Würde § 5 Abs. 3 Satz 1 RGebStV voraussetzen, dass die anderen Rundfunk­empfangsgeräte im Sinne dieser Bestimmung im nicht ausschließlich privaten Bereich bereitgehalten werden, wie der Beklagte meint, so wären die geschäftlich genutzten Rechner mit Internetzugang in den genannten Fällen gebührenpflichtig, obwohl dies aus den dargelegten Gründen erheblichen rechtlichen Bedenken begegnet. Auch vor diesem Hintergrund hält der Senat die Gegenauffassung für vorzugswürdig, nach der die geschäftlich genutzten Rechner in diesen Fällen der Gebührenfreiheit für Zweitgeräte unterfallen.

c) Ein solches Verständnis des § 5 Abs. 3 Satz 1 RGebStV führt entgegen der Ansicht des Beklagten nicht dazu, dass die Rundfunkgebührenpflicht für neuartige Rundfunkempfangsgeräte im nicht ausschließlich privaten Bereich vom bloßen Zufall abhängt. Die Zweitgerätefreiheit nach dieser Vorschrift greift nicht etwa schon dann ein, wenn ein Mieter mit einem gewerblich genutzten Rechner mit Internetzugang in ein Hochhaus einzieht, in dem andere Mieter herkömmliche Rundfunkempfangsgeräte in ihrer Privatwohnung bereithalten. Es reicht hierfür nämlich nicht aus, dass auf demselben Grundstück ein anderer Rundfunkteil­nehmer herkömmliche Rundfunkempfangsgeräte zum Empfang bereithält. § 2 Abs. 2 Satz 1 RGebStV stellt vielmehr eine Verbindung der Rundfunkgebühren­pflicht mit dem jeweiligen Rundfunkteilnehmer her. Nach dieser Bestimmung hat jeder Rundfunkteilnehmer vorbehaltlich der Regelungen der §§ 5 und 6 für jedes von ihm bereitgehaltene Rundfunkempfangsgerät eine Gebühr zu bezahlen. Auf die Verhältnisse anderer Rundfunkteilnehmer kann es daher auch im Rahmen der Zweitgerätefreiheit nach § 5 Abs. 3 RGebStV nicht ankommen (vgl. HessVGH, a.a.O., Rn. 39; a.A.: VG Berlin, Urteil vom 17. Dezember 2008 – 27 A 245.08 -; VG Schleswig, Urteil vom 2. Juli 2009 – 14 A 243/08 -; beide in juris).
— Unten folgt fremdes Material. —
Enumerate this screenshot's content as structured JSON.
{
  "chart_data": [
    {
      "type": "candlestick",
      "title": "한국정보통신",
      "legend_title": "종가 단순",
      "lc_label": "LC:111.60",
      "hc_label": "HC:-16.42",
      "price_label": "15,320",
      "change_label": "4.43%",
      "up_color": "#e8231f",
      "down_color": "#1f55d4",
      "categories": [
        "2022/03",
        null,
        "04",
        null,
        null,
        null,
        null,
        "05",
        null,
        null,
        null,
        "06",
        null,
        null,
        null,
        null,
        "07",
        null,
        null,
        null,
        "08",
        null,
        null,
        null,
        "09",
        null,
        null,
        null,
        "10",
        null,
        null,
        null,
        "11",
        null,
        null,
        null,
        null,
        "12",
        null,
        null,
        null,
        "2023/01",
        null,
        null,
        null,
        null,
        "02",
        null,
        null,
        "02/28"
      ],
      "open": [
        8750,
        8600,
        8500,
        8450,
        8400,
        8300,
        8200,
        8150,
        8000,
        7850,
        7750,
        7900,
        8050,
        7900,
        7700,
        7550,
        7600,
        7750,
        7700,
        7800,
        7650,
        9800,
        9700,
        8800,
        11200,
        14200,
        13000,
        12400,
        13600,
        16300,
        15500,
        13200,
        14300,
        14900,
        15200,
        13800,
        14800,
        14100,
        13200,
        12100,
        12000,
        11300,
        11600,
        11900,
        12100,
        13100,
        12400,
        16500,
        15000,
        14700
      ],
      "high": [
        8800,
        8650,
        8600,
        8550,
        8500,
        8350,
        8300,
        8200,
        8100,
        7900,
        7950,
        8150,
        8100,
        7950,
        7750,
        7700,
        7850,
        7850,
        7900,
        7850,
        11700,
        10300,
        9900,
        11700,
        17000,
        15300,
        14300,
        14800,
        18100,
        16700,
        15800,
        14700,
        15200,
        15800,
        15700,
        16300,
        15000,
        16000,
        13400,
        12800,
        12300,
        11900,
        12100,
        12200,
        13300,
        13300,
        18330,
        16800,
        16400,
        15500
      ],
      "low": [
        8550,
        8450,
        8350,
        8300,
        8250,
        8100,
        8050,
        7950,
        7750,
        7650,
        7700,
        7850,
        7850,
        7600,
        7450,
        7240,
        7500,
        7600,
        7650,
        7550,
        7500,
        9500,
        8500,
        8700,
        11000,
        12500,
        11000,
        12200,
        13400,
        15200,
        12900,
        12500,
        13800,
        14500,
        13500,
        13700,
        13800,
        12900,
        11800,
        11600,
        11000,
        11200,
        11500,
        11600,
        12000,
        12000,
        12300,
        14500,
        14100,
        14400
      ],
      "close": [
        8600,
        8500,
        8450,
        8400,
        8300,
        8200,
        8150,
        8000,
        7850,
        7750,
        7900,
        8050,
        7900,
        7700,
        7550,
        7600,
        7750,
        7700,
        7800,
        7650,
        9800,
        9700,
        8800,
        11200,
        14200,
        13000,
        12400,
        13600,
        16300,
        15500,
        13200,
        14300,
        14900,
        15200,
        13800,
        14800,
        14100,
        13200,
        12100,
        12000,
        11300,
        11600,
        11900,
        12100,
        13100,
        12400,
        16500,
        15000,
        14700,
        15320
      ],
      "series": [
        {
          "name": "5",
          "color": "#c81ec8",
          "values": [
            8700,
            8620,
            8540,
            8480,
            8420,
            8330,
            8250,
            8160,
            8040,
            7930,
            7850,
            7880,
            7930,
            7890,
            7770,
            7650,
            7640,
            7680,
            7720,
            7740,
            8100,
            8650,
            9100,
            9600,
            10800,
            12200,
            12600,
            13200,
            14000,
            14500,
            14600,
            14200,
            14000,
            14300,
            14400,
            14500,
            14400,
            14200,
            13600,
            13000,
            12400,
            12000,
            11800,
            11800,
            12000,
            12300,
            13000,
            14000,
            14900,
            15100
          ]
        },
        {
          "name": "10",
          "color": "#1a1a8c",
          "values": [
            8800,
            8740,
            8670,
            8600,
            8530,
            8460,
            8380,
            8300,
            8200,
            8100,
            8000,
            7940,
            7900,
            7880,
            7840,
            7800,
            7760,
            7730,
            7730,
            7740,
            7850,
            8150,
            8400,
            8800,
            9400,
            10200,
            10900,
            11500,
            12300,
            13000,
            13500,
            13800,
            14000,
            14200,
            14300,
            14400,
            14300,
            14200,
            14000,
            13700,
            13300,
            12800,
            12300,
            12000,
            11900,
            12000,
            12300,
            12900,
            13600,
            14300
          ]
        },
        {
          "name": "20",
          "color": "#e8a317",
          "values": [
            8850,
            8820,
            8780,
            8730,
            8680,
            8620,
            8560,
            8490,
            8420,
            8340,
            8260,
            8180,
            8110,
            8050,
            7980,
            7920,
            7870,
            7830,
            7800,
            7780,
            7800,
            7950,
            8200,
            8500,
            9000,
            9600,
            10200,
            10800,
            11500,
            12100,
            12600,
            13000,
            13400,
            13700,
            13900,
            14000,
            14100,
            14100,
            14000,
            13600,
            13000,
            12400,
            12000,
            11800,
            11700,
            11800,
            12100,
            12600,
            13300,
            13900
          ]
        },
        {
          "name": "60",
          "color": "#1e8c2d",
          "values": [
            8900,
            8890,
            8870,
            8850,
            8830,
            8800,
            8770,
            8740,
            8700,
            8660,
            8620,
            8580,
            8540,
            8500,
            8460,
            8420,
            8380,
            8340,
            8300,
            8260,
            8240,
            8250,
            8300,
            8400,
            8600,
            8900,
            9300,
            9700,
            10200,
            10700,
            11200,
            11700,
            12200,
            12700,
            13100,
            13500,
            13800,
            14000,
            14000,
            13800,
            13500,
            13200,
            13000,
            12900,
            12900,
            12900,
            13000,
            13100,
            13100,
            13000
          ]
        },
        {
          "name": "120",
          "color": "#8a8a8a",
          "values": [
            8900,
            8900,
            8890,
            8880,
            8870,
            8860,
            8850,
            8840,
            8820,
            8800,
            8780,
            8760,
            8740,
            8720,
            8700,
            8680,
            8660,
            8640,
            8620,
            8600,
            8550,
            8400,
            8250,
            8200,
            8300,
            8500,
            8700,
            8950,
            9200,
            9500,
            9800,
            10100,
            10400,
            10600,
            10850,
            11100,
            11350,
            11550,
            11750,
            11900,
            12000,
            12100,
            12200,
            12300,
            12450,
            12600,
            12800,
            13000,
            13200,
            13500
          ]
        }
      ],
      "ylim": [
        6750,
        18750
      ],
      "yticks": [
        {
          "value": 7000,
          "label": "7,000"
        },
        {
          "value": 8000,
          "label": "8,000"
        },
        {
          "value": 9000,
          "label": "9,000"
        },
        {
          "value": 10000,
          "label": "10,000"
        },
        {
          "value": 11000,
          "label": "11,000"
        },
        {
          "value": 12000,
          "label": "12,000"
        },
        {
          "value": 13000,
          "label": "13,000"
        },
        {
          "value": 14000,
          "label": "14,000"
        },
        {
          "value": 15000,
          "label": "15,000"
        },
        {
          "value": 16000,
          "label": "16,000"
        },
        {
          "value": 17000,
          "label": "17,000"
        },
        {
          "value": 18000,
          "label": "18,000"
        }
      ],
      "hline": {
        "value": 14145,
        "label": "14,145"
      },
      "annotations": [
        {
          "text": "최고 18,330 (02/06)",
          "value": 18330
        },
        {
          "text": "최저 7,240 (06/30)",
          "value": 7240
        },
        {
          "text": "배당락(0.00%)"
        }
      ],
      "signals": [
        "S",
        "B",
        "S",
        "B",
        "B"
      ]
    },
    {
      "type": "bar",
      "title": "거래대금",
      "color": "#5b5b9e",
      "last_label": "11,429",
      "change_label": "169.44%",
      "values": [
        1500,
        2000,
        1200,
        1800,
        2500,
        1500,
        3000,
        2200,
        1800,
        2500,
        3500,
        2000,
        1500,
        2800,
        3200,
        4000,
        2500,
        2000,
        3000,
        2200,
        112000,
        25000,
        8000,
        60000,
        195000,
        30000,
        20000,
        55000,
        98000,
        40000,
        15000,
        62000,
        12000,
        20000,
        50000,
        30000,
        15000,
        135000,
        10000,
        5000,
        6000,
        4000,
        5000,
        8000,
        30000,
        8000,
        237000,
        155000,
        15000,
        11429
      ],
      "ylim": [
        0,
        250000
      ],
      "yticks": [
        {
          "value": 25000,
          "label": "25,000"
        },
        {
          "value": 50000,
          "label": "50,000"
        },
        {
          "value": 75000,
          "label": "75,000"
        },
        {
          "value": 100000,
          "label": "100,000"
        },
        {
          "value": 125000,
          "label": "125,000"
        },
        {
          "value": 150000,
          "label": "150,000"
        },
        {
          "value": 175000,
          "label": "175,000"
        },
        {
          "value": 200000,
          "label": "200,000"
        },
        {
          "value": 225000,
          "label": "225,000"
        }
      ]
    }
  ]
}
Die Kostenentscheidung folgt aus § 154 Abs. 2 VwGO.

Die Revision ist im Hinblick auf die bislang vorliegende uneinheitliche Recht­sprechung wegen grundsätzlicher Bedeutung der Rechtssache zuzulassen (vgl. § 132 Abs. 2 Nr. 1 VwGO i.V.m. § 10 RGebStV in der Fassung des Neunten Rund­funkänderungsstaatsvertrags vom 31. Juli/10. Oktober 2006, GVBl. RP S. 412).

Beschluss:

Der Wert des Streitgegenstandes wird für das Berufungsverfahren auf 34,08 € festgesetzt (§§ 47, 52 Abs. 3 GKG).